Generally, I recommend reading on Chesterton's fence, it's a pretty cool concept. In this case though, if you look at https://cs.opensource.google/go/go/+/refs/tags/go1.20.6:src/sync/atomic/type.go;l=93 you'll see that these atomics are already aligned, which might (I'm not sure) conflict with our own padding - or at least make it unnecessary. Which brings us to:

I know about padding to align memory access, But it is about to add at most 7 bytes, not 56 bytes! And your comments tell something else about this padding!

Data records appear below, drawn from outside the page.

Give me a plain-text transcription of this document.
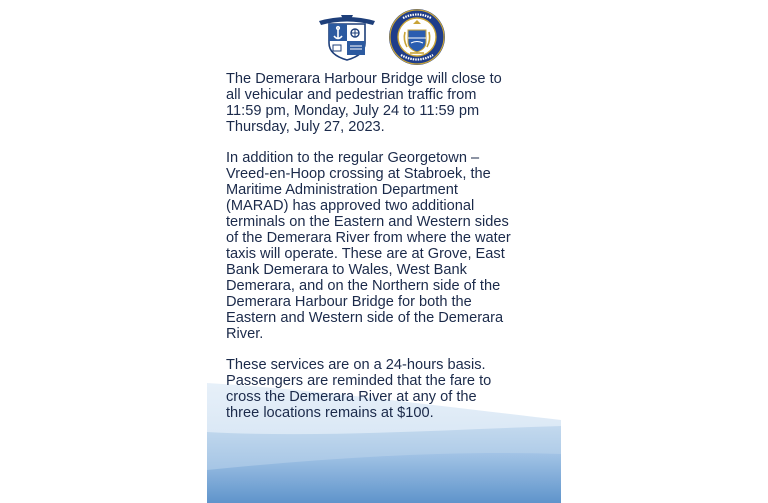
The Demerara Harbour Bridge will close to
all vehicular and pedestrian traffic from
11:59 pm, Monday, July 24 to 11:59 pm
Thursday, July 27, 2023.

In addition to the regular Georgetown –
Vreed-en-Hoop crossing at Stabroek, the
Maritime Administration Department
(MARAD) has approved two additional
terminals on the Eastern and Western sides
of the Demerara River from where the water
taxis will operate. These are at Grove, East
Bank Demerara to Wales, West Bank
Demerara, and on the Northern side of the
Demerara Harbour Bridge for both the
Eastern and Western side of the Demerara
River.

These services are on a 24-hours basis.
Passengers are reminded that the fare to
cross the Demerara River at any of the
three locations remains at $100.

         //lint:ignore U1000 Padding is unused but it is crucial to maintain performance
    // of this rate limiter in case of collocation with other frequently accessed memory.
    padding [56]byte // cache line size - state pointer size = 64 - 8; created to avoid false sharing.

Using atomic types is not about improving performance, It is about improving readability.

Your change has the potential of affecting performance negatively. This is something we try to avoid.

Why??

Which style? use var instead of := or use init methods to correctly encapsulate data fields with its logic? new... or New... functions must use just to allocate(It is so simple in go), initialize and return a reference object, It is bad practice to move logic from object encapsulation to a function.

These all sound subjective. We generally try to follow https://github.com/uber-go/guide/blob/master/style.md. If you find any style inconsistent with this guide, we'll be happy to apply it.

I had read uber Go style, But I can't find any style inconsistent in my PR!

Git has many features, You can rebase the PR to move all 3 commits

We will not be merging this PR as is. We're happy to merge individual changes, where each is reviewed independently.

For now, closing this PR as "won't do".

Ok, anyone inside your team that knows the reviewers can see my PR and made your desired changes, and send other PR.